*Justin*
Po paru tygodniach Natalie wyszła ze szpitala.
Byłem przy niej cały czas, jej brat też, ale jej rodzice nie przyszli ani razu. Jej "przyjaciółka" też nie.
-Proszę dopilnować, aby pani Jarrell nie podnosiła ciężkich rzeczy, nie uprawiała sportu i żeby unikała stresu.- powiedział lekarz.
-Dopilnuje tego. - zabrałem rzeczy Natalie i poszłem do auta. Dziewczyna już tam była.
-Słuchaj, od poniedziałku musze zająć się firmą. Musze polecieć do Nowego Yorku na ważne spodkanie. Moja mama się tobą zajmnie dobrze? -powiedziałem do niej. Jej wyraz twarzy był smutny.
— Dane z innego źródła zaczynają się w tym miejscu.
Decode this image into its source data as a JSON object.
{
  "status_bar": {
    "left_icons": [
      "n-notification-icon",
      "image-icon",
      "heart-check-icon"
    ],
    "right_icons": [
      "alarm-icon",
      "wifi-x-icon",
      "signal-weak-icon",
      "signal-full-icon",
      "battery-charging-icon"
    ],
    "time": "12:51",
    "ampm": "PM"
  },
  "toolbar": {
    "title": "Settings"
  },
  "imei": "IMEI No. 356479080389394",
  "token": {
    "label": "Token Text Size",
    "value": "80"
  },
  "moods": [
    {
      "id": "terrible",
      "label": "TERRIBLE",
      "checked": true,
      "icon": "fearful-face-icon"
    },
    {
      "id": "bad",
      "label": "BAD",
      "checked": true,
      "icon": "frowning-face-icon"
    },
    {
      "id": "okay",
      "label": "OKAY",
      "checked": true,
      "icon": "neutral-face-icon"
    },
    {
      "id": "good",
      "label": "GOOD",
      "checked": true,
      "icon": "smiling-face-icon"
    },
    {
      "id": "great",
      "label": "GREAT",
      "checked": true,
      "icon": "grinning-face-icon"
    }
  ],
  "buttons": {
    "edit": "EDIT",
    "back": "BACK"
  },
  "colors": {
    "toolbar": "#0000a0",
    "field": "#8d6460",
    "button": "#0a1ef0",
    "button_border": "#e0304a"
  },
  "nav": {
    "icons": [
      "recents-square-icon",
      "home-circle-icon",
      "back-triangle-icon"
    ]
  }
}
-Myślałam że ty się mną zaopiekujesz.
-Bardzo bym chciał, ale nie moge zostawić firmy. - złapałem ją za podbródek, podnosząc głowe. Jej twarz była skierowana w moją strone, ale oczy były skupione na czymś innym.
-Spójrz na mnie. - powiedziałem łagodnie. - Przylece za tydzień i wezmę cię ze sobą. Bardzo bym chciał zostać, ale nie moge. -Nat pokiwała lekko głową.
-Możemy jechać? Jestem głodna. - powiedziała.
-Jasne. -odpowiedziałem zapalając samochód.
Jechaliśmy w ciszy, dlatego podróż wydawała się bardzo długa. Wiem że rozumie to, że musze ją zostawić na ten tydzień, ale boli ją to, że nie będę przy niej. Mam nadzieje że Pattie się nią zajmnie.
*Natalie*
Był wtorek. Tydzień po wyjeździe Justina.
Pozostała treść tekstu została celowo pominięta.